Figure 3.

Effect of iron deprivation on caspase‐3/caspase‐7 activity in sensitive Raji cells, resistant Raji/lowFe cells and sensitive Raji/lowFe‐re cells. Cells were incubated in iron‐free medium (– Fe) for 48 h. Raji and Raji/lowFe‐re cells of the control were incubated in transferrin (5 µg/ml) medium and Raji/lowFe cells of the control in low‐iron (50 µm ferric citrate) medium. (a) The activity of caspase‐3 was measured as the absorbance of the cleaved product of a caspase‐3 chromogenic substrate at 405 nm employing the commercial colourimetric assay kit (see Materials and methods).

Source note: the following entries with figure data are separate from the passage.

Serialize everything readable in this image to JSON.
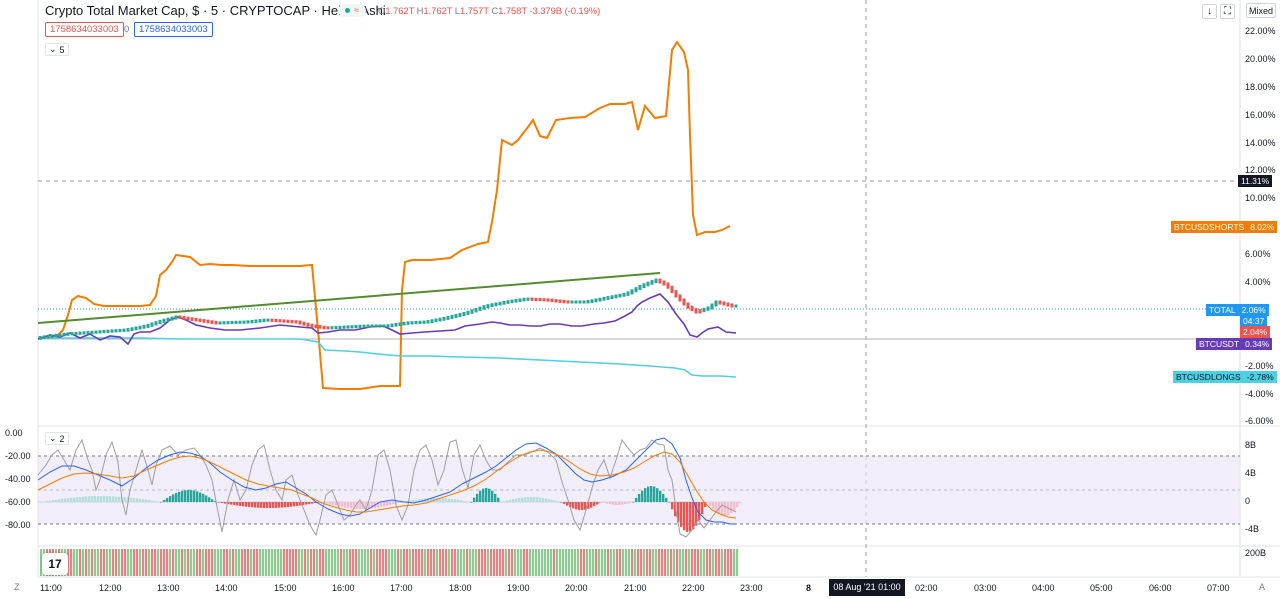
{
  "header": {
    "title": "Crypto Total Market Cap, $ · 5 · CRYPTOCAP · Heikin Ashi",
    "status_symbol": "≈",
    "ohlc": {
      "o_key": "O",
      "o_val": "1.762T",
      "h_key": "H",
      "h_val": "1.762T",
      "l_key": "L",
      "l_val": "1.757T",
      "c_key": "C",
      "c_val": "1.758T",
      "change": "-3.379B (-0.19%)"
    },
    "input_red": "1758634033003",
    "zero_label": "0",
    "input_blue": "1758634033003",
    "collapse_main": "5",
    "collapse_osc": "2",
    "btn_down": "↓",
    "btn_fullscreen": "⛶",
    "btn_mixed": "Mixed"
  },
  "price_axis": {
    "ticks": [
      "22.00%",
      "20.00%",
      "18.00%",
      "16.00%",
      "14.00%",
      "12.00%",
      "10.00%",
      "6.00%",
      "4.00%",
      "-2.00%",
      "-4.00%",
      "-6.00%"
    ],
    "tags": {
      "crosshair": "11.31%",
      "btcusdshorts_name": "BTCUSDSHORTS",
      "btcusdshorts_val": "8.02%",
      "total_name": "TOTAL",
      "total_val": "2.06%",
      "total_timer": "04:37",
      "red_val": "2.04%",
      "btcusdt_name": "BTCUSDT",
      "btcusdt_val": "0.34%",
      "btcusdlongs_name": "BTCUSDLONGS",
      "btcusdlongs_val": "-2.78%"
    }
  },
  "oscillator": {
    "left_ticks": [
      "0.00",
      "-20.00",
      "-40.00",
      "-60.00",
      "-80.00"
    ],
    "right_ticks": [
      "8B",
      "4B",
      "0",
      "-4B"
    ]
  },
  "volume": {
    "right_tick": "200B",
    "logo": "17"
  },
  "time_axis": {
    "labels": [
      "11:00",
      "12:00",
      "13:00",
      "14:00",
      "15:00",
      "16:00",
      "17:00",
      "18:00",
      "19:00",
      "20:00",
      "21:00",
      "22:00",
      "23:00",
      "8",
      "02:00",
      "03:00",
      "04:00",
      "05:00",
      "06:00",
      "07:00"
    ],
    "highlight": "08 Aug '21  01:00",
    "corner_left": "Z",
    "corner_right": "A"
  },
  "colors": {
    "up": "#26a69a",
    "down": "#ef5350",
    "shorts": "#f57c00",
    "longs": "#4dd0e1",
    "btcusdt": "#673ab7",
    "total": "#2196f3",
    "trend": "#558b2f"
  }
}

Each column represents the mean of two experimental values ± SEM. The data shown were obtained in one representative experiment of three independent experiments. (b) The activation of caspase‐3 and caspase‐7 were assessed by Western blot analysis, employing specific rabbit polyclonal antibody against human caspase‐3 and specific mouse monoclonal antibody against human caspase‐7 (see Materials and methods). Locations of the 17‐kDa fragment of active caspase‐3 and of the 30‐kDa inactive precursor of caspase‐3 are shown. Similarly, locations of the 20‐kDa fragment of active caspase‐7 and of the 35‐kDa inactive precursor of caspase‐7 are shown. Specific mouse monoclonal antibody against α‐tubulin (see Materials and methods) was used to confirm equal protein loading. The data shown were obtained in one representative experiment of three independent experiments. (c) The activity of caspase‐3 was also assessed by Western blot analysis employing specific mouse monoclonal antibody against specific caspase‐3/caspase‐7 substrate PARP (see Materials and methods). Locations of the 86‐kDa cleaved fragment of PARP and of the 116‐kDa intact PARP are shown. The data shown were obtained in one representative experiment of two independent experiments.